Segundo.- De conformidad con lo señalado en el artículo 123 del Código Penal , en relación con los artículos 239 y 240-2 párrafo primero ambos de la Ley de Enjuiciamiento Criminal , procede imponer al recurrente en apelación las costas que puedan haberse causado con motivo del recurso formulado.

Vistos los preceptos legales citados y demás normas de pertinente y general aplicación.

Fallo

Que desestimando el recurso de apelación interpuesto contra la sentencia de fecha 14 de febrero de 2.018, pronunciada en el Juzgado de lo Penal número Cinco de Málaga , debemos confirmar y confirmamos dicha sentencia .
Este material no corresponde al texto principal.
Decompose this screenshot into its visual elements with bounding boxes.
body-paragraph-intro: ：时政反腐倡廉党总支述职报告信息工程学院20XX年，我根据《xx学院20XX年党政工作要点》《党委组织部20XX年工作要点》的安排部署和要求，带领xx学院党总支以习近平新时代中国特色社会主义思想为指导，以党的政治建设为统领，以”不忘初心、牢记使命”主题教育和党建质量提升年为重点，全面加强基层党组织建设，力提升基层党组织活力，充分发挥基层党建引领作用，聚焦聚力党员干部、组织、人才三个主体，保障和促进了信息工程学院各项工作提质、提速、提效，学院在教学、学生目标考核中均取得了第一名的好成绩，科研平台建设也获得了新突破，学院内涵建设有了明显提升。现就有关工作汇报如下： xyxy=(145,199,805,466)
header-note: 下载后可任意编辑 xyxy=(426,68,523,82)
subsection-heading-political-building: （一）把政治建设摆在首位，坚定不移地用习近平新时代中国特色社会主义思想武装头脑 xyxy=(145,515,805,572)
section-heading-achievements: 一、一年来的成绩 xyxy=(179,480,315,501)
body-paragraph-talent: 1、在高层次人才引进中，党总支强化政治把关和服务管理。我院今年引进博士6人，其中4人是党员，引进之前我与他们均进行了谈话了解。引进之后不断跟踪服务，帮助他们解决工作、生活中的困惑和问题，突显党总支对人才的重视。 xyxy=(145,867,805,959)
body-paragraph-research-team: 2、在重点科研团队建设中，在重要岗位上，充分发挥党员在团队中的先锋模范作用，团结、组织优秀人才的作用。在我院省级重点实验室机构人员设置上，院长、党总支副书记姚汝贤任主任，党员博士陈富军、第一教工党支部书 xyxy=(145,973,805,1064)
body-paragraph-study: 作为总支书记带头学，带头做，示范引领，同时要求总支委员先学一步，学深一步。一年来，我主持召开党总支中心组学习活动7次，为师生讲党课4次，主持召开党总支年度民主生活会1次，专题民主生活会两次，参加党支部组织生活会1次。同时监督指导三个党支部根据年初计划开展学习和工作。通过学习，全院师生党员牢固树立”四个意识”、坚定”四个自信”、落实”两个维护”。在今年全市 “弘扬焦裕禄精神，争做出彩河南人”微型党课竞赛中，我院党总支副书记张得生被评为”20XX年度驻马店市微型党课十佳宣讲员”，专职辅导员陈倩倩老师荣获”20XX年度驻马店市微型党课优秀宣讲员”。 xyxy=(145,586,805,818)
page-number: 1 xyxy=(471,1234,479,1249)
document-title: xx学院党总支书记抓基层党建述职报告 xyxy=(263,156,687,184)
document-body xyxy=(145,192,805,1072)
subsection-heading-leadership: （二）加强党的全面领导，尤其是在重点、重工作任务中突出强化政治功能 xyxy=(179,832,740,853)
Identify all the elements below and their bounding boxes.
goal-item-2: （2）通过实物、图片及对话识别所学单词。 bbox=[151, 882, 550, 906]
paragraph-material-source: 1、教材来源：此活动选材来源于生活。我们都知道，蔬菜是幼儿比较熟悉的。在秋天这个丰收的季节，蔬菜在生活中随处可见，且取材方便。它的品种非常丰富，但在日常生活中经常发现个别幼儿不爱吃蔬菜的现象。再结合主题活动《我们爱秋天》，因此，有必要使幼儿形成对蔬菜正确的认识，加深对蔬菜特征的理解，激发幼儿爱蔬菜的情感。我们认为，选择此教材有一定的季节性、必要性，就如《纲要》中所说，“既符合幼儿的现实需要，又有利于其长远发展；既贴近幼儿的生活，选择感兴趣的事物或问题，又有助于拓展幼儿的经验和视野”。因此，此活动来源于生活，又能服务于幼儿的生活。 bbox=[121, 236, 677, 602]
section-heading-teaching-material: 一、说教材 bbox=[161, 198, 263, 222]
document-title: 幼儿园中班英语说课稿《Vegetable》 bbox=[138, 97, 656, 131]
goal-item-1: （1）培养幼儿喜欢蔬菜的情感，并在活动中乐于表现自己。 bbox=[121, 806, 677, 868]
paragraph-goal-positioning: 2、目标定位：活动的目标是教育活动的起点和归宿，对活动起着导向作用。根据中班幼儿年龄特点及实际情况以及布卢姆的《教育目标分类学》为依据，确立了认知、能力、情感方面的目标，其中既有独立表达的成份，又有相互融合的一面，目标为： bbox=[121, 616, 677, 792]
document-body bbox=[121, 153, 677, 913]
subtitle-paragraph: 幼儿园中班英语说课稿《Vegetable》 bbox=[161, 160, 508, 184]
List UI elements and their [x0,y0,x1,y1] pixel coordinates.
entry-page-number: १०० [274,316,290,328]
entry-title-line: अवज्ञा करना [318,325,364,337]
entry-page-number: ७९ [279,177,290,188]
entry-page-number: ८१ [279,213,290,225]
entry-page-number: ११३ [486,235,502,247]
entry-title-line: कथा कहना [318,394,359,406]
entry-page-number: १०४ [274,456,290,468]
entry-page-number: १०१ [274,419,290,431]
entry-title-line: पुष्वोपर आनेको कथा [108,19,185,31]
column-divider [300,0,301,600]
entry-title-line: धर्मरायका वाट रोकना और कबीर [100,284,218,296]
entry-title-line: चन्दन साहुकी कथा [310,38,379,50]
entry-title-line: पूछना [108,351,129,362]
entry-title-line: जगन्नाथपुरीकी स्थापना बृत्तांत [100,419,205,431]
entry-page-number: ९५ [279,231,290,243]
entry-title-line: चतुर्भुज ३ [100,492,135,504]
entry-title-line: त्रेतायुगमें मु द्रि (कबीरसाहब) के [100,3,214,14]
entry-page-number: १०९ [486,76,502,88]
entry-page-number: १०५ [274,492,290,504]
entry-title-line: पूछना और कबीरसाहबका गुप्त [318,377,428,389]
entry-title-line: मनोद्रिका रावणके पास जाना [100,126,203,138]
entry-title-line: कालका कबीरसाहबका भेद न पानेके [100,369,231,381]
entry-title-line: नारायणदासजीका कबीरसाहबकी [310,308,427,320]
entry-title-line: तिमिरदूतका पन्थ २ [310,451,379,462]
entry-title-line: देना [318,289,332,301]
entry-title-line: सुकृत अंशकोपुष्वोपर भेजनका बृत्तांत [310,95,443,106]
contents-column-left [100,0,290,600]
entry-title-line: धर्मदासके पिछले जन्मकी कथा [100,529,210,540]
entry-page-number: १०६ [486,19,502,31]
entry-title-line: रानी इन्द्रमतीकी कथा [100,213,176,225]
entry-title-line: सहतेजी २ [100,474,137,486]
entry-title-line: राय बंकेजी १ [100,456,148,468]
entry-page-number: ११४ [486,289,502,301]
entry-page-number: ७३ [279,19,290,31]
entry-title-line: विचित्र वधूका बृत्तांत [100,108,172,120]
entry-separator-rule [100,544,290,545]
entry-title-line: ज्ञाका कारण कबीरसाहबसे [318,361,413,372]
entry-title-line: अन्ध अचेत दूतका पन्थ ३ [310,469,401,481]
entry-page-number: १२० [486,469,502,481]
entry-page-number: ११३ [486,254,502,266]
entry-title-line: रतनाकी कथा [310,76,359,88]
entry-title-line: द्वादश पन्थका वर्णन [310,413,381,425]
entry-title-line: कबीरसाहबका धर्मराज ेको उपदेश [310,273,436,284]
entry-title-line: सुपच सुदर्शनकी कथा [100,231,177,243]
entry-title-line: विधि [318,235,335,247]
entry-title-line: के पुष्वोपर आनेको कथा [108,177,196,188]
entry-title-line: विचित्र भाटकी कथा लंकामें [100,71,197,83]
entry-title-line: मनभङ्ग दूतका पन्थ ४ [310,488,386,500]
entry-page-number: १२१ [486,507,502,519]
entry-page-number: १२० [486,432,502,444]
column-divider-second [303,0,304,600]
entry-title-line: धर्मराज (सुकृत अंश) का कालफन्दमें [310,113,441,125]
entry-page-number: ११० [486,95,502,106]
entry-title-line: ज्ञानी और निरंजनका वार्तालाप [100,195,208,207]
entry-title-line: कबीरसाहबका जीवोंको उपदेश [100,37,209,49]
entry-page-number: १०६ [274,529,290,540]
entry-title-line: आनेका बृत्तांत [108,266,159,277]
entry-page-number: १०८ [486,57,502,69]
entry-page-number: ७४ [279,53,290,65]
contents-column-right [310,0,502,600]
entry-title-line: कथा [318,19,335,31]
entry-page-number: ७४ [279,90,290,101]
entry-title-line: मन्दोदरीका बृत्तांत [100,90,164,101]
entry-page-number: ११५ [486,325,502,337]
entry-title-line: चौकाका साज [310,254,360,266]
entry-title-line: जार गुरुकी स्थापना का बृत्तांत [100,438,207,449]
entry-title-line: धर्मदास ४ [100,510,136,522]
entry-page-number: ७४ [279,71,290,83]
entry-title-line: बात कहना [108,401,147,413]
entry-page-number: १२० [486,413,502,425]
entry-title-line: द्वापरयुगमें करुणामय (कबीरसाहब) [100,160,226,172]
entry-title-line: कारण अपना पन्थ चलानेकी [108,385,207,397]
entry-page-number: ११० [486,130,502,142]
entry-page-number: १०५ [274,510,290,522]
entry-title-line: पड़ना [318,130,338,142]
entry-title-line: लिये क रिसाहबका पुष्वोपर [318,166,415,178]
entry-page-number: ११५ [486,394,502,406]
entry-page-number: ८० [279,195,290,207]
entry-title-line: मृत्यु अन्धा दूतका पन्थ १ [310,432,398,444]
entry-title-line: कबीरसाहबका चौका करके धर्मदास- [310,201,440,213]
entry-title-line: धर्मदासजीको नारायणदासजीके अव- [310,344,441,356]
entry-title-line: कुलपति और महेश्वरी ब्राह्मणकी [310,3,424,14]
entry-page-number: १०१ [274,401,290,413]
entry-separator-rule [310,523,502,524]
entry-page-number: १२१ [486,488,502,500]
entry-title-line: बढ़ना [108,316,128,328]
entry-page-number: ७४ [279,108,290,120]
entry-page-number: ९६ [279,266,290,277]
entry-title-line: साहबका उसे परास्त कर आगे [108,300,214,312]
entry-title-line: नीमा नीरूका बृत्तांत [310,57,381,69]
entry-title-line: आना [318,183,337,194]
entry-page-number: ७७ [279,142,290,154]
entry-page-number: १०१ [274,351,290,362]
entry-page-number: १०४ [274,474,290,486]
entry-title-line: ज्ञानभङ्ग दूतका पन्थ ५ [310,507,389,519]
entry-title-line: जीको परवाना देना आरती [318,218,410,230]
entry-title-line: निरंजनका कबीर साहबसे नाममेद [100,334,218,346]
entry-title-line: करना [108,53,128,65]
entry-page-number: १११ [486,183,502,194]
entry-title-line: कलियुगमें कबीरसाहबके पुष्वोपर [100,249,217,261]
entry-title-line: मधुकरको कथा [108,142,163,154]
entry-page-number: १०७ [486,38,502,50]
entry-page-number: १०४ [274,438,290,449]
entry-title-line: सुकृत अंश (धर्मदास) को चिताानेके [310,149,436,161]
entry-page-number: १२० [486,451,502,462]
Asimismo fallamos, que debemos imponer e imponemos al recurrente las costas que puedan haberse causado en esta segunda instancia con motivo del recurso de apelación formulado.

Devuélvanse al Juzgado de su procedencia los autos originales, con certificación de la sentencia dictada, para que se proceda a su ejecución.

Así por esta nuestra sentencia, definitivamente juzgando, lo pronunciamos, mandamos y firmamos.

PUBLICACION .- La sentencia que antecede ha sido publicada por el Magistrado Ponente estando celebrando audiencia pública la Sección Tercera de la Audiencia Provincial de Málaga. Certifico.